The easing of CRR would release primary liquidity prompting banks to cut interest rates.
The RBI has also revised downwards the GDP growth estimate to 5.8% from the earlier 6.5%, while increased its March-end headline inflation forecast to 7.5%. It is the second time since the beginning of the fiscal that it has revised its estimate on both the aspects.
There was widespread expectation that the Governor may play the ball with the government today especially after North Block announced a fiscal consolidation roadmap against the backdrop of the backdrop of the gush of reform measures announced in the past 45 days.
Subbarao said, however, that once the government efforts bear fruit, the RBI, which has been consistently criticised for its tight money policy -- will be in a better position to ease interest rates, hinting of a rate cut in the fourth quarter.
"As inflation eases further, there will be an opportunity for monetary policy to act in conjunction with fiscal and other measures to mitigate the growth risks and take the economy to a higher growth trajectory," Subbarao said.
In the second quarter review, the RBI also introduced a slew of measures on banking regulation, including steeply increasing the provisioning on standard restructured assets to 2.75 per cent from the earlier 2 per cent from immediate effect.
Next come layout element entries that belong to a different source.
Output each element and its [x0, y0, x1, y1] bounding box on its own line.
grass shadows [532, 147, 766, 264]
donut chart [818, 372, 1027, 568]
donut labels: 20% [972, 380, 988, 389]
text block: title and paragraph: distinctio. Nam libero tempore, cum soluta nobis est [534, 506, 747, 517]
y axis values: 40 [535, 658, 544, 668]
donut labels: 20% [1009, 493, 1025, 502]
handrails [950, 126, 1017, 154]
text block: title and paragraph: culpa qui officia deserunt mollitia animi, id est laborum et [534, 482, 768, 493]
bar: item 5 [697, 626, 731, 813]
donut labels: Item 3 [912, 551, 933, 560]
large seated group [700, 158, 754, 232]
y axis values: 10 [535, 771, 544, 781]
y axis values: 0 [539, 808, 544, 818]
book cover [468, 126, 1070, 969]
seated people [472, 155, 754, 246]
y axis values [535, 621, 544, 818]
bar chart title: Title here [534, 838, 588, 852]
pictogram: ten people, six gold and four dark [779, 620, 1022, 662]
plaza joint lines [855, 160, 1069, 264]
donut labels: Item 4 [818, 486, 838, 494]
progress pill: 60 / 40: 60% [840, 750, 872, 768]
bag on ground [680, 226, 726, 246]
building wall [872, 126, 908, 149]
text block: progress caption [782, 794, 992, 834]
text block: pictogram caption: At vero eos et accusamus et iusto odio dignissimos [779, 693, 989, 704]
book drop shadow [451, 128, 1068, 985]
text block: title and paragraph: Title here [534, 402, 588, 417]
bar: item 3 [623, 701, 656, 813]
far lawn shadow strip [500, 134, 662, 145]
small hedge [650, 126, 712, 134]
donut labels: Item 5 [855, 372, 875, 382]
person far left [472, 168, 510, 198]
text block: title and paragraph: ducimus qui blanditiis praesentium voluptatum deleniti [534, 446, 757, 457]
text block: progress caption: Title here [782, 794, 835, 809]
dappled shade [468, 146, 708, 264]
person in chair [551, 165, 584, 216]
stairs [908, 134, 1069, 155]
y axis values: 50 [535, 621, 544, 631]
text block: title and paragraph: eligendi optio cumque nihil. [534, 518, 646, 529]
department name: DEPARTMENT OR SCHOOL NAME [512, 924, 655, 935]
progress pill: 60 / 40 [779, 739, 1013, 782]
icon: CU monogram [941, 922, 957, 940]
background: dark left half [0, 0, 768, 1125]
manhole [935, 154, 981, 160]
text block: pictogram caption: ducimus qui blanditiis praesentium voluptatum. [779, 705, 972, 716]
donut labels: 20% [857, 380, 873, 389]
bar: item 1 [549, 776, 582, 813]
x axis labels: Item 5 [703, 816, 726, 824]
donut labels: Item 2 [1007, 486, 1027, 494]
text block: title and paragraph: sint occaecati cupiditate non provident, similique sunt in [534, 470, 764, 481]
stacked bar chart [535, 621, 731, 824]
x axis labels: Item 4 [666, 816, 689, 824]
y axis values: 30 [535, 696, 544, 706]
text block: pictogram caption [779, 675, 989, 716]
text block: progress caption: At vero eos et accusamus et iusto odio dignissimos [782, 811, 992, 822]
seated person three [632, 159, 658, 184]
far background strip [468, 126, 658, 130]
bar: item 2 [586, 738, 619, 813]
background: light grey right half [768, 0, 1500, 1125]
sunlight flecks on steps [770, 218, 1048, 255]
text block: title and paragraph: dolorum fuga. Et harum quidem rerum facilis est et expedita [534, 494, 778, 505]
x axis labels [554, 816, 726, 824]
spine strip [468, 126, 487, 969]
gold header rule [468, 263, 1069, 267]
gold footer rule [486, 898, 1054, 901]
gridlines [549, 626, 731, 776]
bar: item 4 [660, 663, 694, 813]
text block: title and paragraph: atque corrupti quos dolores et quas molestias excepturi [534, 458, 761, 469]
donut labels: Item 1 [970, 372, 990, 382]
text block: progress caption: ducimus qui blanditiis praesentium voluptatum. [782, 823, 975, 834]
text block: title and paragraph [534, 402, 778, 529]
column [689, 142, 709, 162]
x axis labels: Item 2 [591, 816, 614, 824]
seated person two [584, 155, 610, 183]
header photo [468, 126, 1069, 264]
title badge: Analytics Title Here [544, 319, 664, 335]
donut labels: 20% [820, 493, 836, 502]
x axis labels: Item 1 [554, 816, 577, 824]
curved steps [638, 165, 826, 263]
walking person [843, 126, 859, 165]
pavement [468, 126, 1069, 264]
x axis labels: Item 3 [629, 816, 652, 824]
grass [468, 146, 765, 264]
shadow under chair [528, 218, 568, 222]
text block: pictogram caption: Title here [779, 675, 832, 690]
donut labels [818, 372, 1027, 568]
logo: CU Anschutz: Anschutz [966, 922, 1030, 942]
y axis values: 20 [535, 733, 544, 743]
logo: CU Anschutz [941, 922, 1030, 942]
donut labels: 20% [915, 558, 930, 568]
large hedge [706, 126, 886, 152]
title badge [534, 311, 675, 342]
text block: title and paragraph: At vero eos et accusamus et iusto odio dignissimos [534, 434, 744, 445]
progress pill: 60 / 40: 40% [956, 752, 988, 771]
This move will dearly impact the banks, which have been witnessing an unprecedented rise in loan restructuring due to economic stress. Some critics also call it as a ploy by the banks to restructure loans, and not show them as NPAs, in order to protect their bottom-lines.
Significantly, the policy does not mention anything about new bank licences but said initiatives will be taken for having new urban co-operative banks.
The other moves ushered in include a revision in priority sector lending norms, guidelines to banks on restructuring and non-performing assets management, management of unhedged currency exposures of companies and insistence of timely reporting of advances to credit information companies.
RBI also said the existing KYC (now your customer) requirements used for new account openings will be simplified soon, liberalising opening of administrative offices in tier-I centres for domestic banks and having an additional batch of NEFT clearance at 8 am daily.